Pazartesi, 24 Mayıs 2010 13:21 |
IF IT'S NOT ALREADY A RULE OF THUMB for judging secret Pentagon projects, maybe it should be: If the name is astral, the premise is spacy. First Star Wars. Now Star Gate. That is the real code name (not the postscandal tabloid headline) of a secret program that spent $20 million in the past 10 years to employ psychics in pursuit of the unknown.
What the Pentagon's ultra-secret Defense Intelligence Agency hoped it might get from the paranormal was a real advantage in the world of military intelligence. What it often got instead were tidbits of the kind offered to them by one psychic in the 1981 kidnapping of an American general, James Dozier, in Italy. Dozier, the psychic told his Pentagon employers, was being held in a stone house with a red roof.

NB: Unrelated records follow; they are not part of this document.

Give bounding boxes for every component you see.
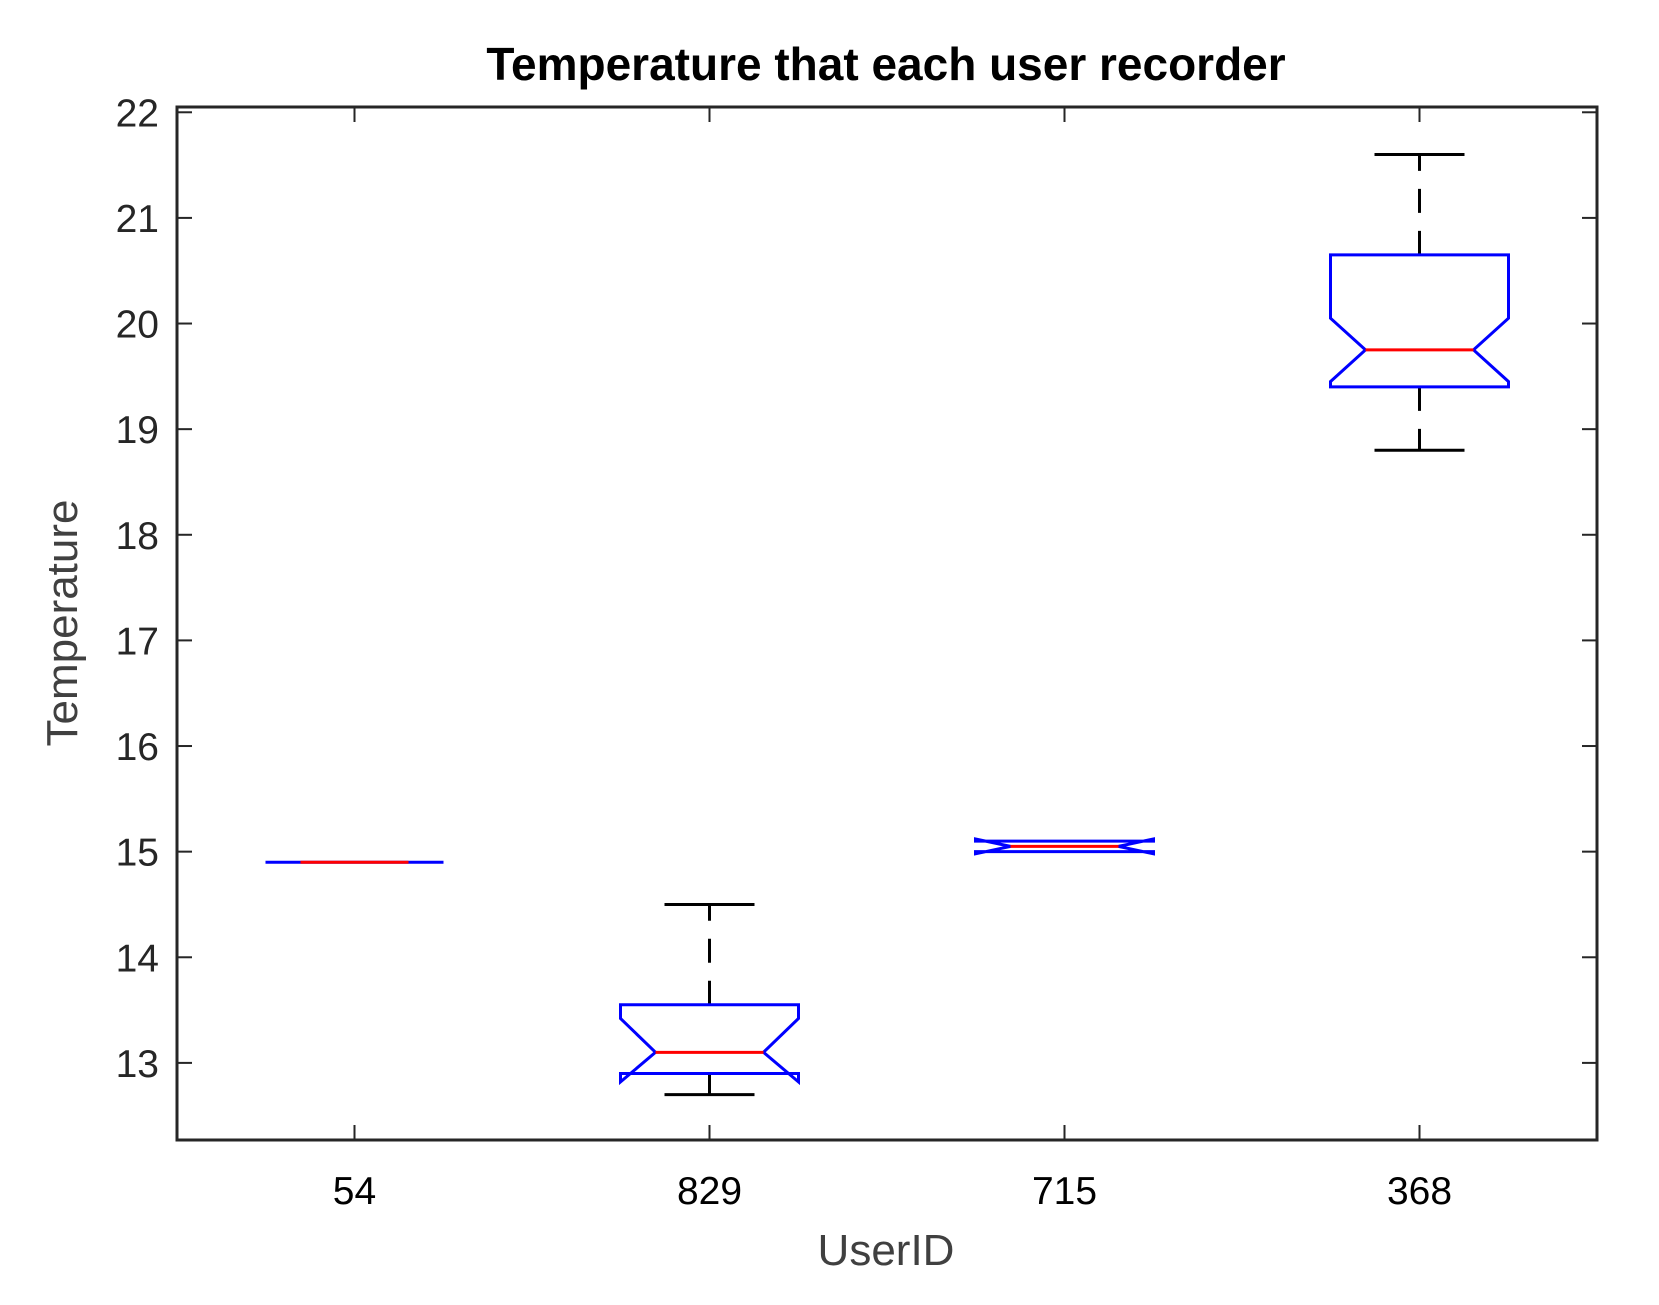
y-tick-label: 17 xyxy=(116,620,159,663)
x-tick-label: 368 xyxy=(1387,1170,1452,1213)
x-axis-label: UserID xyxy=(818,1226,955,1275)
x-tick-label: 54 xyxy=(333,1170,376,1213)
y-tick-label: 15 xyxy=(116,832,159,875)
y-axis-label: Temperature xyxy=(38,499,87,746)
box-outline xyxy=(974,837,1155,856)
box-715 xyxy=(974,837,1155,856)
y-tick-label: 19 xyxy=(116,409,159,452)
box-829 xyxy=(619,902,800,1097)
y-tick-label: 14 xyxy=(116,937,159,980)
y-tick-label: 16 xyxy=(116,726,159,769)
box-outline xyxy=(619,1003,800,1086)
plot-area: 13 14 15 16 17 18 19 20 21 22 54 829 715 368 xyxy=(116,92,1599,1213)
y-tick-label: 21 xyxy=(116,198,159,241)
box-outline xyxy=(1329,253,1510,389)
box-368 xyxy=(1329,153,1510,452)
x-tick-label: 715 xyxy=(1032,1170,1097,1213)
y-tick-label: 18 xyxy=(116,515,159,558)
chart-title: Temperature that each user recorder xyxy=(486,38,1285,90)
x-tick-label: 829 xyxy=(677,1170,742,1213)
y-tick-label: 22 xyxy=(116,92,159,135)
y-tick-label: 13 xyxy=(116,1043,159,1086)
y-tick-label: 20 xyxy=(116,304,159,347)
axes-frame xyxy=(175,105,1599,1142)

The fact that this description applies to a good portion of the houses in Italy did not prevent the Pentagon from regularly consulting crystal-ball gazers. Until last week, that is, when the CIA (which spent $750,000 on psychic research from 1972 to 1977) determined that the program was a waste of money and moved to shut it down. Congress had ordered the agency to take over Star Gate last year and conduct a study of its effectiveness. "There's no documented evidence it had any value to the intelligence community," says David Goslin, of the American Institute for Research, which the CIA hired to do the study. So the three full-time psychics still operating on a $500,000-a-year budget out of Fort Meade, Maryland, will soon close up shop.
At least a few powerful Senators on the Appropriations Committee will miss them. Senators Daniel Inouye and Robert Byrd, intrigued by stories of psychic successes, pushed hard during many years to keep Star Gate going. Tales of the effectiveness of psychics as spies have long been circulated. dia credited psychics with creating accurate pictures of Soviet submarine construction hidden from U.S. spy satellites, and a 1993 Pentagon report said psychics had correctly drawn 20 tunnels being built in North Korea near the demilitarized zone. "I'd close my eyes and clear everything from my mind," explains Joe McMoneagle, a Pentagon psychic from 1978 to 1984 who claims to have predicted that Dozier was being held in Padua. "Then I'd try to imagine where the person was and sketch it on a piece of paper."
Sketches were not always on target. To no avail, one set of Pentagon planners consulted psychics to pinpoint where Colonel Muammar Gaddafi was staying before U.S. warplanes attacked Libya in 1986. Another intelligence unit asked psychics to picture where an agent suspected of being a double stashed the money he made spying for the other side. (They could not say.) "Sometimes it seems that these people are right on," says Jessica Utts, a statistician at the University of California at Davis who contributed to the CIA study. "But nobody knows when those times come."
Actually, the study came up with an estimate: Star Gate psychics got it right only about 25% of the time. Typically, their reports included "a large amount of irrelevant, often erroneous information," the study said. And when the reports did seem on target, they were "vague and general in nature."